To MFA, or Not to MFA: When to Apply to Grad School

Posted by Katie Waring, Managing Editor of GD 3.1

As we enter June and summer vacation goes into full swing, many of you might be thinking about GRE scores and grad school (or, perhaps, trying not to think about GRE scores and grad school). If you’re about to enter your senior year (like me!), the reality of life after college might feel like it’s looming over you like a boulder tipping precariously on the edge of a cliff. Even if you can still count the amount of semesters of college you have left on two hands, you might be starting to think about MFA programs. And, subsequently, whether you should get an MFA directly after your BA, or if you should wait.

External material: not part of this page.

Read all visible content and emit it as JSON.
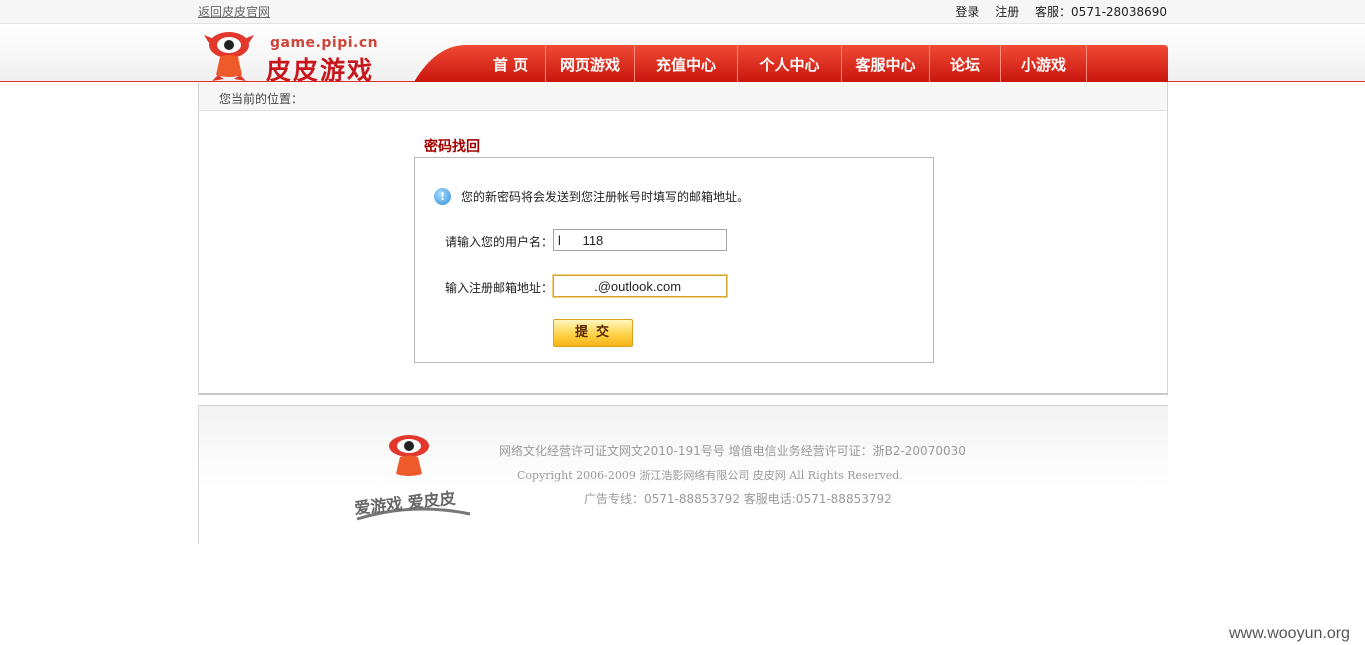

I’ve been wondering the same thing, so I did a little research. Six months ago, when I started thinking about MFA programs, I felt like every professor I knew was telling me to wait. I didn’t understand why. If I get accepted to a program, I thought, then that means I must be ready. And why wait? Getting an MFA straight out of college just means that by my mid-twenties I could be a real writer, one with a degree to prove it, and allow me to work on establishing myself as a published author as soon as possible.

You might be wondering what some of the rationale supporting the decision to apply to MFA programs in your senior year of college is. Well, for one, you’re a student. You’re well-connected to professors who can write letters of recommendation and help you revise work for your application portfolio.

It may also seem like the ‘easy’ thing to do: you’re surrounded by the resources graduate schools require in their applications (getting a copy of your transcript requires only walking to the administration building on your campus), and you’re already in the mindset of being a student, which could be hard to re-inhabit after taking a few years off. And, after nearly two decades of hopping from one level of education to the next, from elementary to high school and college, what’s more logical than simply continuing on with that education in graduate school?

Plus, who knows where you’ll be down the line when you’re finally ready to get that MFA. In ten years, you could have a family, a full-time career, and too many commitments to make graduate school a realistically obtainable goal. So why wait? The longer you put off getting your MFA, the harder it might be to put your life aside to make time for it.

So. There you have it. The rationale that explains why getting an MFA directly after college is beneficial. But what about the reasons for why waiting is better?

For one, you’ll have less life experience if you enter an MFA program directly after college. This can pertain to any genre since so much writing is inspired from life experience, but especially for those of you thinking of getting an MFA in Creative Nonfiction. Basically, the longer you wait to attend graduate school, the more material you’ll have to write about.

Now, if you decide to take a break between undergrad and graduate school, you don’t have to wait until you’re 50 to get your MFA. Even a year-long break before entering an MFA program can give you time to generate enough life experience to produce material. Get an internship in NYC, move to London, take a part-time job in the suburban soccer-mom town you grew up in. Whatever it is you do in that year (or three, or five) before graduate school, be sure it’s something worth writing about. Or not. Sometimes the most ordinary events can make excellent stories with the help of an observant author.

Existential mini-tangent aside, with that generation of new material comes another benefit of waiting to enter an MFA program: time to hone your voice. You can even begin working on a manuscript to bring with you to a Master’s program as a thesis proposal. By the time you actually enter your first graduate-level workshop, you’ll have a strong idea of who you are as a writer and what your voice is, something college students and new graduates frequently struggle with.

And, perhaps the biggest (and most obvious) reason for why I’m starting to lean towards waiting to enter grad school: once you have an MFA, you can’t go back and get another one. It’s all or nothing. If you’re not emotionally/mentally/skill-level ready to enter an MFA program and you do, and you complete it, you can’t go back later and try again. That’s it.

Even if you successfully complete an MFA program, if you don’t take full advantage of the program while you’re there (or you’re not ready to), you might regret it later when you are ready to partake in graduate-level workshops.

Or maybe you won’t. Maybe you’re ready for those graduate-level workshops now, and you already have a thesis proposal in mind to obtain your MFA. That’s great. I wish you all the best of luck. Deciding when to get an MFA–or even if you should get one at all–is definitely a personal choice, and one that should not be considered lightly.

Basically, here’s the big picture: having an MFA isn’t the end all/be all in becoming a writer. You aren’t a writer once you earn an MFA, or because you have one. You are a writer because you write. And taking a ‘break’ between BA and MFA programs doesn’t mean you’re putting your life on hold, or that you can’t start your writing career because you don’t have the authority/skill/what-have-you to do so.

It just means that you’re taking a break.